Os números de consumo comprovam essa subutilização: em 2019, antes dos efeitos da pandemia, automóveis e utilitários leves consumiram quase 61 bilhões de litros de combustível e o etanol hidratado (sem considerar os 27% de mistura obrigatória na gasolina) representou apenas 22,5 bilhões de litros, 37% do total.
Ou seja, o País hoje está longe de usar todo o potencial do álcool para reduzir emissões de CO2 porque a maioria dos motoristas prefere usar gasolina, o que na prática reduz drasticamente o resultado ambiental da tecnologia flex.

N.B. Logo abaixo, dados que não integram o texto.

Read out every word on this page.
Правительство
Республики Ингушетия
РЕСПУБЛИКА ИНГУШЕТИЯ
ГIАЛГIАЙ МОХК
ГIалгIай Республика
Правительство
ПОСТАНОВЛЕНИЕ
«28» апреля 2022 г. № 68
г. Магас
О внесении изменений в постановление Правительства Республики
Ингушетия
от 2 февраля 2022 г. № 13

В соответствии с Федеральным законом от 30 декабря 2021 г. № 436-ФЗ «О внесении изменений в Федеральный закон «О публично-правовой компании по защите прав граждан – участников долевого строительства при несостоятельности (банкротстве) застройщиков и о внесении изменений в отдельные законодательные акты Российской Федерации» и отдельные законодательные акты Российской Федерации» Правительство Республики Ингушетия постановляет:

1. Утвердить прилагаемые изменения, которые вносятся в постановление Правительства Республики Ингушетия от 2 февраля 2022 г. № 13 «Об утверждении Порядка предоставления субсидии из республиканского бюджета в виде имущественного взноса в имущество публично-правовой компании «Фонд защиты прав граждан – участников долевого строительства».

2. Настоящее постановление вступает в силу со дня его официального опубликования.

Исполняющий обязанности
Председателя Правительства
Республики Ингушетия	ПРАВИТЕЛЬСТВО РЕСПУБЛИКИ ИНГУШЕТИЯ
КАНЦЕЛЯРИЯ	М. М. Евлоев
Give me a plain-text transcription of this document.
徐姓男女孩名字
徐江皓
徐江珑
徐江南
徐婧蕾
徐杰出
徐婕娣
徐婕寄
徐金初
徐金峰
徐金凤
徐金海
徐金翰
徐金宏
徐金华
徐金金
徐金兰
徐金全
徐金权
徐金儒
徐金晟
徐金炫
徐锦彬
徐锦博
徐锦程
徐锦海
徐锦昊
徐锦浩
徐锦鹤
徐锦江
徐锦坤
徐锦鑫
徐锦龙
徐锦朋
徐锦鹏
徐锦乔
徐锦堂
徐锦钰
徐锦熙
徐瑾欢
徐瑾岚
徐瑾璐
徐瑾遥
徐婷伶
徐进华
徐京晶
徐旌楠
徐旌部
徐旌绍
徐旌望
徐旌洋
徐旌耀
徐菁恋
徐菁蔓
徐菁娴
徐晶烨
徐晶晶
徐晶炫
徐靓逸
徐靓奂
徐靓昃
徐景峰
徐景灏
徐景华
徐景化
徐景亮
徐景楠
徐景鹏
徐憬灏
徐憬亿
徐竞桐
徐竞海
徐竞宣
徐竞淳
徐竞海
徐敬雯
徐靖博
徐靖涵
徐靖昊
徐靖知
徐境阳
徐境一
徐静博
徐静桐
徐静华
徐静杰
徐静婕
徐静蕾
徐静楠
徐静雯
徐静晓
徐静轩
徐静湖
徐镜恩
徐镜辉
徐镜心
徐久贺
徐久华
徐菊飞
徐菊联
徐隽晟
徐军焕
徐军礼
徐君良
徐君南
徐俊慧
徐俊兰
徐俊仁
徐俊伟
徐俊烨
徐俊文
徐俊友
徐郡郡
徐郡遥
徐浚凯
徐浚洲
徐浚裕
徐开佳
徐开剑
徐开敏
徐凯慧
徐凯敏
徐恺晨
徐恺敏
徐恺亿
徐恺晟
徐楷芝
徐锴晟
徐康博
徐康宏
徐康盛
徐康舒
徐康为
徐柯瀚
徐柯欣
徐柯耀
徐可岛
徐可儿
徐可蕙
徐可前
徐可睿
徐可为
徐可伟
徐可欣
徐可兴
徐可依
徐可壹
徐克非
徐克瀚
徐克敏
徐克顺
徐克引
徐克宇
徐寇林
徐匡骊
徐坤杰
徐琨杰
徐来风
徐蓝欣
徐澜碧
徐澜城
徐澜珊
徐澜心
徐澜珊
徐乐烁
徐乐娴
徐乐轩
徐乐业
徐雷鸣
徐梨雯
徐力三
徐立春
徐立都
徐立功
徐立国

• POLUENTES – O etanol não pode ser considerado um combustível “limpo” só porque tem balanço quase zero de emissões de CO2. Ainda que em proporções pouco menores do que os combustíveis fósseis, a queima de biocombustível também emite poluentes atmosféricos nocivos à saúde e ao meio ambiente. Além dos gases tóxicos já conhecidos da combustão da gasolina como monóxido de carbono (CO), óxidos de nitrogênio (NOx) e hidrocarbonetos (HC), o etanol tem mais aldeídos e é responsável por mais de 70% das emissões desse elemento potencialmente carcinogênico.
Outro problema do etanol é que suas emissões de hidrocarbonetos NMOG (na sigla em inglês, gases orgânicos não-metano) e NOx têm maior potencial para favorecer a formação de ozônio (O3), gás que na atmosfera respirável envelhece os tecidos pulmonares e causa doenças respiratórias como rinite, sinusite e pneumonia.

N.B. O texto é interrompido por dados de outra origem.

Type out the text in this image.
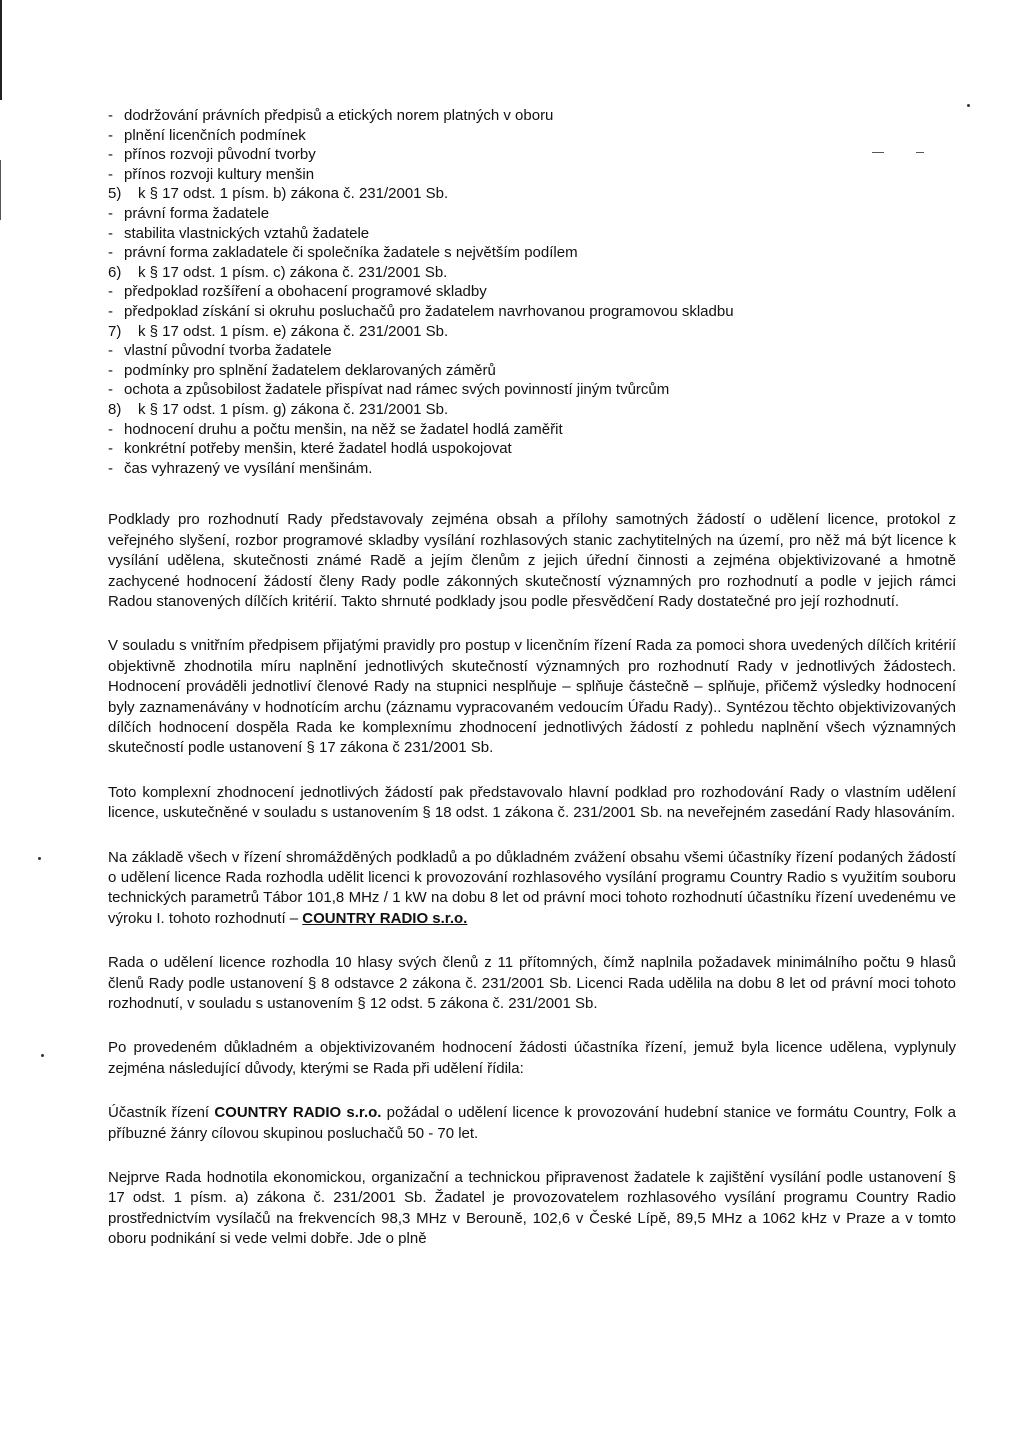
- dodržování právních předpisů a etických norem platných v oboru
- plnění licenčních podmínek
- přínos rozvoji původní tvorby
- přínos rozvoji kultury menšin
5) k § 17 odst. 1 písm. b) zákona č. 231/2001 Sb.
- právní forma žadatele
- stabilita vlastnických vztahů žadatele
- právní forma zakladatele či společníka žadatele s největším podílem
6) k § 17 odst. 1 písm. c) zákona č. 231/2001 Sb.
- předpoklad rozšíření a obohacení programové skladby
- předpoklad získání si okruhu posluchačů pro žadatelem navrhovanou programovou skladbu
7) k § 17 odst. 1 písm. e) zákona č. 231/2001 Sb.
- vlastní původní tvorba žadatele
- podmínky pro splnění žadatelem deklarovaných záměrů
- ochota a způsobilost žadatele přispívat nad rámec svých povinností jiným tvůrcům
8) k § 17 odst. 1 písm. g) zákona č. 231/2001 Sb.
- hodnocení druhu a počtu menšin, na něž se žadatel hodlá zaměřit
- konkrétní potřeby menšin, které žadatel hodlá uspokojovat
- čas vyhrazený ve vysílání menšinám.

Podklady pro rozhodnutí Rady představovaly zejména obsah a přílohy samotných žádostí o udělení licence, protokol z veřejného slyšení, rozbor programové skladby vysílání rozhlasových stanic zachytitelných na území, pro něž má být licence k vysílání udělena, skutečnosti známé Radě a jejím členům z jejich úřední činnosti a zejména objektivizované a hmotně zachycené hodnocení žádostí členy Rady podle zákonných skutečností významných pro rozhodnutí a podle v jejich rámci Radou stanovených dílčích kritérií. Takto shrnuté podklady jsou podle přesvědčení Rady dostatečné pro její rozhodnutí.

V souladu s vnitřním předpisem přijatými pravidly pro postup v licenčním řízení Rada za pomoci shora uvedených dílčích kritérií objektivně zhodnotila míru naplnění jednotlivých skutečností významných pro rozhodnutí Rady v jednotlivých žádostech. Hodnocení prováděli jednotliví členové Rady na stupnici nesplňuje – splňuje částečně – splňuje, přičemž výsledky hodnocení byly zaznamenávány v hodnotícím archu (záznamu vypracovaném vedoucím Úřadu Rady).. Syntézou těchto objektivizovaných dílčích hodnocení dospěla Rada ke komplexnímu zhodnocení jednotlivých žádostí z pohledu naplnění všech významných skutečností podle ustanovení § 17 zákona č 231/2001 Sb.

Toto komplexní zhodnocení jednotlivých žádostí pak představovalo hlavní podklad pro rozhodování Rady o vlastním udělení licence, uskutečněné v souladu s ustanovením § 18 odst. 1 zákona č. 231/2001 Sb. na neveřejném zasedání Rady hlasováním.

Na základě všech v řízení shromážděných podkladů a po důkladném zvážení obsahu všemi účastníky řízení podaných žádostí o udělení licence Rada rozhodla udělit licenci k provozování rozhlasového vysílání programu Country Radio s využitím souboru technických parametrů Tábor 101,8 MHz / 1 kW na dobu 8 let od právní moci tohoto rozhodnutí účastníku řízení uvedenému ve výroku I. tohoto rozhodnutí – COUNTRY RADIO s.r.o.

Rada o udělení licence rozhodla 10 hlasy svých členů z 11 přítomných, čímž naplnila požadavek minimálního počtu 9 hlasů členů Rady podle ustanovení § 8 odstavce 2 zákona č. 231/2001 Sb. Licenci Rada udělila na dobu 8 let od právní moci tohoto rozhodnutí, v souladu s ustanovením § 12 odst. 5 zákona č. 231/2001 Sb.

Po provedeném důkladném a objektivizovaném hodnocení žádosti účastníka řízení, jemuž byla licence udělena, vyplynuly zejména následující důvody, kterými se Rada při udělení řídila:

Účastník řízení COUNTRY RADIO s.r.o. požádal o udělení licence k provozování hudební stanice ve formátu Country, Folk a příbuzné žánry cílovou skupinou posluchačů 50 - 70 let.

Nejprve Rada hodnotila ekonomickou, organizační a technickou připravenost žadatele k zajištění vysílání podle ustanovení § 17 odst. 1 písm. a) zákona č. 231/2001 Sb. Žadatel je provozovatelem rozhlasového vysílání programu Country Radio prostřednictvím vysílačů na frekvencích 98,3 MHz v Berouně, 102,6 v České Lípě, 89,5 MHz a 1062 kHz v Praze a v tomto oboru podnikání si vede velmi dobře. Jde o plně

Com isso, o biocombustível fica prejudicado nas próximas etapas da legislação brasileira de emissões de para veículos leves, que impõe limites bastante apertados para conter a formação de O3. O Proconve L7, que entra em vigor a partir de 2022, estabelece o máximo de 80 mg/km de NMOG+NOx, enquanto o L8 que começa a vigorar em 2025 baixa o limite para 50 mg/km nos primeiros dois anos, depois para 40 mg/km até 2028 e 30 mg/km de 2029 em diante. Especialistas dizem que com as tecnologias atuais o etanol não atende essas restrições.
• RISCO DE DESABASTECIMENTO – A produção nacional de cerca de 32 bilhões de litros de etanol por ano (incluindo hidratado e etanol) é insuficiente para alimentar toda a frota circulante de 41 milhões de veículos flex, que em 2019 consumiu 60,7 bilhões de litros de combustível (somando gasolina E27 e etanol) e 55 bilhões de litros em 2020. Ou seja, se todos os carros bicombustível passassem a usar E100, não haveria combustível suficiente.
Em estudo recente encomendado pela associação dos fabricantes de veículos, a Anfavea, o Boston Consulting Group (BCG) estima que mesmo em um cenário de estímulo ao uso maior de biocombustíveis no País, o etanol ainda estaria longe de dominar o abastecimento de veículos ciclo otto, mas elevaria sua participação no consumo de dos atuais 37% para 61% em 2035.
Segundo calcula o BCG, isso obrigaria as usinas a produzir 18 bilhões de litros de álcool combustível adicionais aos 32 bilhões destilados em 2019, o que implicaria em investimentos de R$ 50 bilhões em 15 anos. Levando em consideração que ninguém fará investimentos tão altos sem a certeza do aumento da demanda, é provável que haverá desabastecimento até que a produção seja de fato aumentada.
Também é preciso considerar no balanço de oferta e procura que biocombustíveis dependem de condições climáticas favoráveis às plantações; uma seca – como é o caso na safra deste ano – pode reduzir sensivelmente a produtividade da cana. Outro fator é que os usineiros produzem mais açúcar do que etanol quando as cotações internacionais favorecem esse balanço. Em ambos os casos, o resultado é o desabastecimento doméstico do agrocombustível, elevação de preços e perda de credibilidade dos consumidores.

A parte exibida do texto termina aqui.